Only one family member could be in the operating room, so NT and AS discussed it. I thought for sure it was going to be AS since she’s the most able to retain visible calm during crises, but it ended up being NT. He was put in scrubs and led over to stand by my head. There was a curtain draped between me and my lower half. Once they were sure I was numb they started operating. I didn’t feel much other than some pressure and slight tugging once in a while. I wasn’t as happy as I had been when they started the epidural, but being out of pain and knowing that some real progress was happening was a huge relief, since I hadn’t believed I was doing anything during the two hours of pushing.

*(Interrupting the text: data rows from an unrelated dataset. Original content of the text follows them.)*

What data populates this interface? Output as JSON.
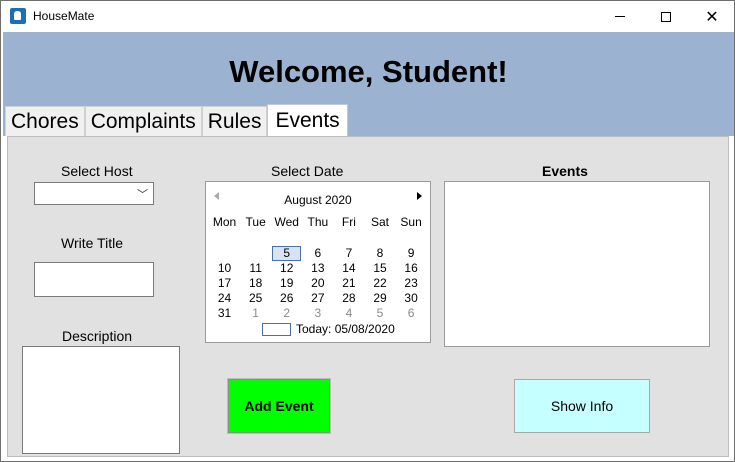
{
  "window": {
    "title": "HouseMate",
    "controls": {
      "minimize": "minimize",
      "maximize": "maximize",
      "close": "✕"
    }
  },
  "header": {
    "welcome": "Welcome, Student!"
  },
  "tabs": [
    {
      "label": "Chores"
    },
    {
      "label": "Complaints"
    },
    {
      "label": "Rules"
    },
    {
      "label": "Events",
      "active": true
    }
  ],
  "form": {
    "select_host_label": "Select Host",
    "select_host_value": "",
    "write_title_label": "Write Title",
    "title_value": "",
    "description_label": "Description",
    "description_value": "",
    "select_date_label": "Select Date",
    "events_label": "Events"
  },
  "calendar": {
    "month": "August 2020",
    "weekdays": [
      "Mon",
      "Tue",
      "Wed",
      "Thu",
      "Fri",
      "Sat",
      "Sun"
    ],
    "weeks": [
      [
        "",
        "",
        "5",
        "6",
        "7",
        "8",
        "9"
      ],
      [
        "10",
        "11",
        "12",
        "13",
        "14",
        "15",
        "16"
      ],
      [
        "17",
        "18",
        "19",
        "20",
        "21",
        "22",
        "23"
      ],
      [
        "24",
        "25",
        "26",
        "27",
        "28",
        "29",
        "30"
      ],
      [
        "31",
        "1",
        "2",
        "3",
        "4",
        "5",
        "6"
      ]
    ],
    "selected_day": "5",
    "today_text": "Today: 05/08/2020"
  },
  "buttons": {
    "add_event": "Add Event",
    "show_info": "Show Info"
  },
  "colors": {
    "header_bg": "#9bb3d0",
    "add_event_bg": "#00ff00",
    "show_info_bg": "#c6ffff",
    "panel_bg": "#e1e1e1"
  }
}
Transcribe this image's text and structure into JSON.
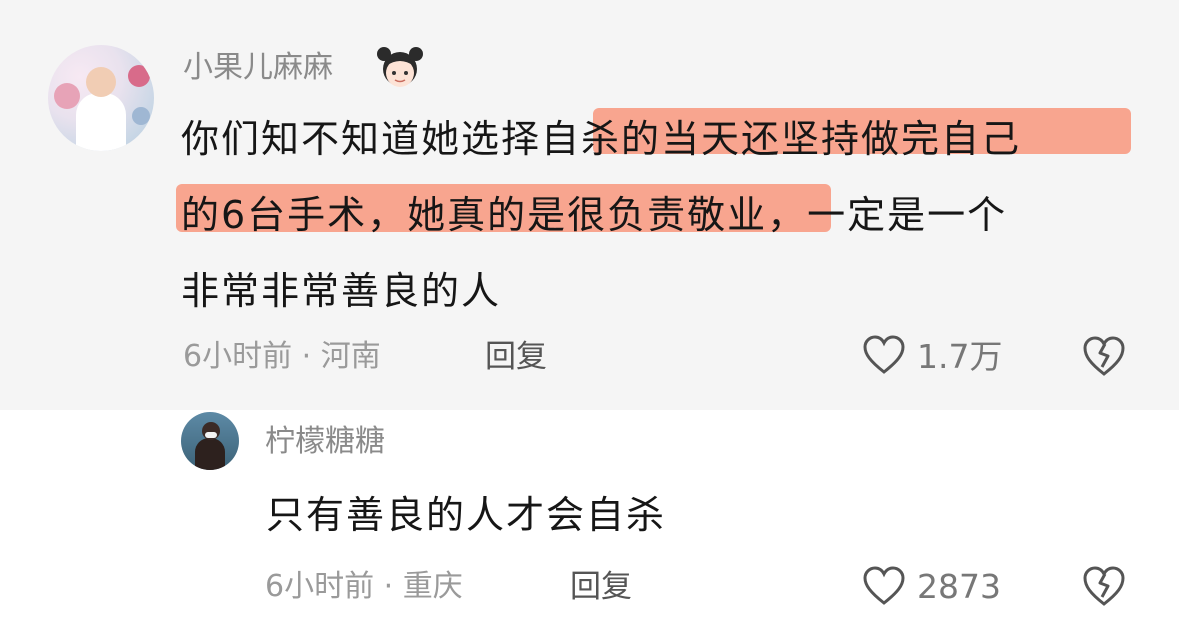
{
  "comment": {
    "username": "小果儿麻麻",
    "username_emoji": "girl-emoji",
    "text_line1": "你们知不知道她选择自杀的当天还坚持做完自己",
    "text_line2": "的6台手术，她真的是很负责敬业，一定是一个",
    "text_line3": "非常非常善良的人",
    "meta": "6小时前 · 河南",
    "reply_label": "回复",
    "likes": "1.7万"
  },
  "reply": {
    "username": "柠檬糖糖",
    "text": "只有善良的人才会自杀",
    "meta": "6小时前 · 重庆",
    "reply_label": "回复",
    "likes": "2873"
  },
  "colors": {
    "highlight": "#f8a58f",
    "background_top": "#f5f5f5",
    "background_bottom": "#ffffff",
    "text": "#161616",
    "muted": "#9a9a9a"
  }
}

In what seemed like a minute or two, I heard someone on the other side of the curtain say “It’s a girl” and I heard a loud, hearty baby scream. Neil repeated “It’s a girl.” As they pulled her up and out I glimpsed the top of her head. NT and I looked at each other with our mouths dropped open. I can’t remember which of us started crying first but soon we were both pretty much bawling. I think one or both of us might have said her name: “Astrid.” I can’t remember if I said it or thought it. Later I found out she was born at 8:21 p.m. on March 5, about 17 hours after I first woke up that morning. 6 lbs. 9 oz., 19-1/4 inches.

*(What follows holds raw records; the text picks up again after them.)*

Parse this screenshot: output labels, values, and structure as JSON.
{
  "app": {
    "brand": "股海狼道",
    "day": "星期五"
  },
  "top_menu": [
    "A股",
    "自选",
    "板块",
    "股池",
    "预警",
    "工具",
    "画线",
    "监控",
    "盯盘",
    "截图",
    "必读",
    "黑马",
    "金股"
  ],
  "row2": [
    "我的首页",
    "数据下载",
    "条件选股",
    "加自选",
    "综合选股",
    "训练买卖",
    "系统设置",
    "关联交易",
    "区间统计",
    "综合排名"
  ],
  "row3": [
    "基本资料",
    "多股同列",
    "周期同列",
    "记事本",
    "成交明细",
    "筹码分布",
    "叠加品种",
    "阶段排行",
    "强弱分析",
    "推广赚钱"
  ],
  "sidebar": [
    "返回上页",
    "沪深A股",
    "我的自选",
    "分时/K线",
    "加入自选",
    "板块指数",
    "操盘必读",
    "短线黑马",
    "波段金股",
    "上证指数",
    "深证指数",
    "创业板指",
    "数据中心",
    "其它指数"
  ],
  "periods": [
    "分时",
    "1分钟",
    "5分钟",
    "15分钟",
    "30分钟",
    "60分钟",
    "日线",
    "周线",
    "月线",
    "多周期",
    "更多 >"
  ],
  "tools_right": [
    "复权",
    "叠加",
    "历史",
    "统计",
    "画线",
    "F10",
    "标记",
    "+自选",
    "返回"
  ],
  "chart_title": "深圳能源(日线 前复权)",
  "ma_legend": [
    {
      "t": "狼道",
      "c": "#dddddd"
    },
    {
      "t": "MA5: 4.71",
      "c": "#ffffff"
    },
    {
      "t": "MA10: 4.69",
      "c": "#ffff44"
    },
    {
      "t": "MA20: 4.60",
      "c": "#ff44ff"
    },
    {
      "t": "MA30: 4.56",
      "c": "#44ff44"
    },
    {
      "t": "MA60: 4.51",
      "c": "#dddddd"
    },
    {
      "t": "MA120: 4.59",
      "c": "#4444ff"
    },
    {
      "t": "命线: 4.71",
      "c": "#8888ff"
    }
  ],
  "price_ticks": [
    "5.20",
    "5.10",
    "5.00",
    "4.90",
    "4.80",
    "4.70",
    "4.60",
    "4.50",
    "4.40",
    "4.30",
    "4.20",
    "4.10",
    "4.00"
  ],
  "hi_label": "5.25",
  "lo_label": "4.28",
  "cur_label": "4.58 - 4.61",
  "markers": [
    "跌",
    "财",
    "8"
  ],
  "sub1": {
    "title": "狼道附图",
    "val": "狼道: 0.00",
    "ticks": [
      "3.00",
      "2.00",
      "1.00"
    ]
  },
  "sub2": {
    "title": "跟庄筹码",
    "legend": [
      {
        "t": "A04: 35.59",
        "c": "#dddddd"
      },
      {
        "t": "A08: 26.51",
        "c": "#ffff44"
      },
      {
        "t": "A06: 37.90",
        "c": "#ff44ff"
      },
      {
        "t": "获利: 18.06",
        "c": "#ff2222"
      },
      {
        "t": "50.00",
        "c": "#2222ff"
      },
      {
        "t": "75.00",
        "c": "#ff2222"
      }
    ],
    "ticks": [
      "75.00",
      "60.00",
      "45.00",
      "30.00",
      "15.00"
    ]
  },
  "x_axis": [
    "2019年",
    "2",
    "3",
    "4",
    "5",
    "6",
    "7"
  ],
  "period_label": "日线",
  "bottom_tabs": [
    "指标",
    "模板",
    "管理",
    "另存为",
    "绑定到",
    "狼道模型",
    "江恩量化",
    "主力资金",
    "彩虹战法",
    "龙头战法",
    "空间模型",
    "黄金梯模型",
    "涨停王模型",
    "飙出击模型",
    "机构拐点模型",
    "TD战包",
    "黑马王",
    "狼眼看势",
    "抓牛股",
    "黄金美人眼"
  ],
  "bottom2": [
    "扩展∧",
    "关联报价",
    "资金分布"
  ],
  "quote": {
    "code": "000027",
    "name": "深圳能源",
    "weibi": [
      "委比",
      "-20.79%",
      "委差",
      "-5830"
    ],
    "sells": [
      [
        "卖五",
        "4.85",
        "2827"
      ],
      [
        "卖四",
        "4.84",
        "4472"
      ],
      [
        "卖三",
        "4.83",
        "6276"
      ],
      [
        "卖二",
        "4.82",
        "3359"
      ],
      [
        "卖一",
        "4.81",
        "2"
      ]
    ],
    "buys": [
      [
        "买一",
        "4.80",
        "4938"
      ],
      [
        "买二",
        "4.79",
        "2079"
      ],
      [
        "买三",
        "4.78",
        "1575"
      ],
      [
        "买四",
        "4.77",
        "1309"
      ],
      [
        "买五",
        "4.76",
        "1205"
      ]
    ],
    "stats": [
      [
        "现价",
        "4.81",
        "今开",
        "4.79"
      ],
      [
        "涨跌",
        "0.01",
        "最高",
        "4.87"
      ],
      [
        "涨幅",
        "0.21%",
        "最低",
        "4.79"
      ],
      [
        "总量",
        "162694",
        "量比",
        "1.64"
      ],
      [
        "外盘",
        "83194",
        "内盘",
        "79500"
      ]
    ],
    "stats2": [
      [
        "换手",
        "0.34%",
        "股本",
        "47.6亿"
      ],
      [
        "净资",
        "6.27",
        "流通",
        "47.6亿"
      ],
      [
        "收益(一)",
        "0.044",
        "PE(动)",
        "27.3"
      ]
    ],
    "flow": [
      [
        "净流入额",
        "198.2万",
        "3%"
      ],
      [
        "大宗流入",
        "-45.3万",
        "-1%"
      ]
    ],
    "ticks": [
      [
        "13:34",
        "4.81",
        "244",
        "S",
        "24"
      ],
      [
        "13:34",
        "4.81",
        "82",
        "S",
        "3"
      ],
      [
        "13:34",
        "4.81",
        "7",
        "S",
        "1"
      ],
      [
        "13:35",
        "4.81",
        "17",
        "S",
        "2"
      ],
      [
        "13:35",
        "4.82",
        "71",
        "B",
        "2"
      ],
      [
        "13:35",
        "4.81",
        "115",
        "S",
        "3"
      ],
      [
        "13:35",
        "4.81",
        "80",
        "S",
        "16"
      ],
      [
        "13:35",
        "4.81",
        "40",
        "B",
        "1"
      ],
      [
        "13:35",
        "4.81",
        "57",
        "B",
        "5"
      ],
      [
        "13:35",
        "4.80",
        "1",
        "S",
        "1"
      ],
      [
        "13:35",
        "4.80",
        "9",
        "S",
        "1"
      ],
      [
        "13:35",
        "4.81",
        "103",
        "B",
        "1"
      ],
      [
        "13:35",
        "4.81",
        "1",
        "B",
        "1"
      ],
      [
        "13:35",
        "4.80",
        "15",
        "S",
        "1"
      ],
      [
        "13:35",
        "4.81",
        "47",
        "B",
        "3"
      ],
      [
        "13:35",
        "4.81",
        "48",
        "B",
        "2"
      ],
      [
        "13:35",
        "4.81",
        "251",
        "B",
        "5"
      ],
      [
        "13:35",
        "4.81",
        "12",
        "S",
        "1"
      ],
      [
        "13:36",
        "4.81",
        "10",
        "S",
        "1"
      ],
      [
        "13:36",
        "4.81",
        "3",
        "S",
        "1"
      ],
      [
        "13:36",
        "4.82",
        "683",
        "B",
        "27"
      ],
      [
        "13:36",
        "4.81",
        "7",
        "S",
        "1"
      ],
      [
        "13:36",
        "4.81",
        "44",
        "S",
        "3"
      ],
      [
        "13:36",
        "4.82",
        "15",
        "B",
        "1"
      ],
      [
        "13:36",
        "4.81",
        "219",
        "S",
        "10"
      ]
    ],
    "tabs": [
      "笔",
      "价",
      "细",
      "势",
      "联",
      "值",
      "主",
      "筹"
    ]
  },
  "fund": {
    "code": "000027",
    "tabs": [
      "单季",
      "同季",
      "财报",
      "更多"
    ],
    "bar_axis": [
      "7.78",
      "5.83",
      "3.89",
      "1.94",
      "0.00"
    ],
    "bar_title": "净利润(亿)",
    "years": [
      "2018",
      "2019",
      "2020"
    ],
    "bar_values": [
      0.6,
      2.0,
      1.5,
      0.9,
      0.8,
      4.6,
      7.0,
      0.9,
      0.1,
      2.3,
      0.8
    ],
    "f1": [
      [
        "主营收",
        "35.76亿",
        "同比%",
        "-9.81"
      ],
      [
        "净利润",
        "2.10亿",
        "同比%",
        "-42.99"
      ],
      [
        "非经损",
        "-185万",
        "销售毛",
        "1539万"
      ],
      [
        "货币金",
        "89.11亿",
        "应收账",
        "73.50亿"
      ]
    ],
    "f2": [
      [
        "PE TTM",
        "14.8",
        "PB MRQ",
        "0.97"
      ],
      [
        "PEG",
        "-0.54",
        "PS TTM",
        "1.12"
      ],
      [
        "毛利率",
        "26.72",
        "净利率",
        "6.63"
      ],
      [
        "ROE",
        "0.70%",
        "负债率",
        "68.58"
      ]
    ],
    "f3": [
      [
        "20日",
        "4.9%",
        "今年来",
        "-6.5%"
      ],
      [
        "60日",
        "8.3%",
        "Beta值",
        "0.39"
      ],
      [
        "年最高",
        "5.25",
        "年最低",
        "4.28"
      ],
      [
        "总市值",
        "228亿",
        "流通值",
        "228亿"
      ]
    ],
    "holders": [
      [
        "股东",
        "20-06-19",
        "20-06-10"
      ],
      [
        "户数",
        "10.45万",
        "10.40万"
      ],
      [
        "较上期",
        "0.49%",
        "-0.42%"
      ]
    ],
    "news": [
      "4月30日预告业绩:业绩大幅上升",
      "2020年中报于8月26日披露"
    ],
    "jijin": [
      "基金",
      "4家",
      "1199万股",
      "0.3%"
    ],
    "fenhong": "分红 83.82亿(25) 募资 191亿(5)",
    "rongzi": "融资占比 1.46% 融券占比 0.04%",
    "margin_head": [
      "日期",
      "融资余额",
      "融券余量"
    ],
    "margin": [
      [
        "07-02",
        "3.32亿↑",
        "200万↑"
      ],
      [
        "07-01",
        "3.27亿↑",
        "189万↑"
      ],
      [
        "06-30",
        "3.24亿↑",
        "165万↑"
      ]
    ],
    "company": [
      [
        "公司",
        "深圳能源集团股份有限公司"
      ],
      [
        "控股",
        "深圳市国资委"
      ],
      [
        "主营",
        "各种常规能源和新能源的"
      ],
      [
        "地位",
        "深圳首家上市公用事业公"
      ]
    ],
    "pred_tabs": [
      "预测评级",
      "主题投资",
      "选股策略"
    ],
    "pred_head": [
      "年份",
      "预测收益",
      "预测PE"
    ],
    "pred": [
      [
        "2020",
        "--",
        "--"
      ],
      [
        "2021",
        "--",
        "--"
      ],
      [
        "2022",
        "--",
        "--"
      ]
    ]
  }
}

They pulled her all the way out and took her to a table to clean and examine her. It was to my left, within my line of sight. I stared and stared, crying. She was crying too, and jerking and waving her arms and legs. Apparently she also peed on the examining table! She was so vivid and alive; I didn’t expect her to look so energetic and human, even though I knew that babies have adrenaline coursing through them right after birth, and since she had gone through most of the natural-birth process, she was no different. All I could do was cry and stare at her and long to have her in my clutches. But they of course had to take her to the nursery for further examination; with a vaginal birth you can have them on your chest right away, but not with a C-section. They picked her up and then, unexpectedly, brought her close to my face. I kissed her face, which was warm and dry and incredibly soft. Then they took her away. NT went with her; later he proudly declared that she didn’t leave his sight from the time she came out of me to the time they brought her into the recovery room.
Maybe I’ll do another post about post-birth recovery, but it was kind of draining to write this (took me several days, actually), so I’m going to take a break now.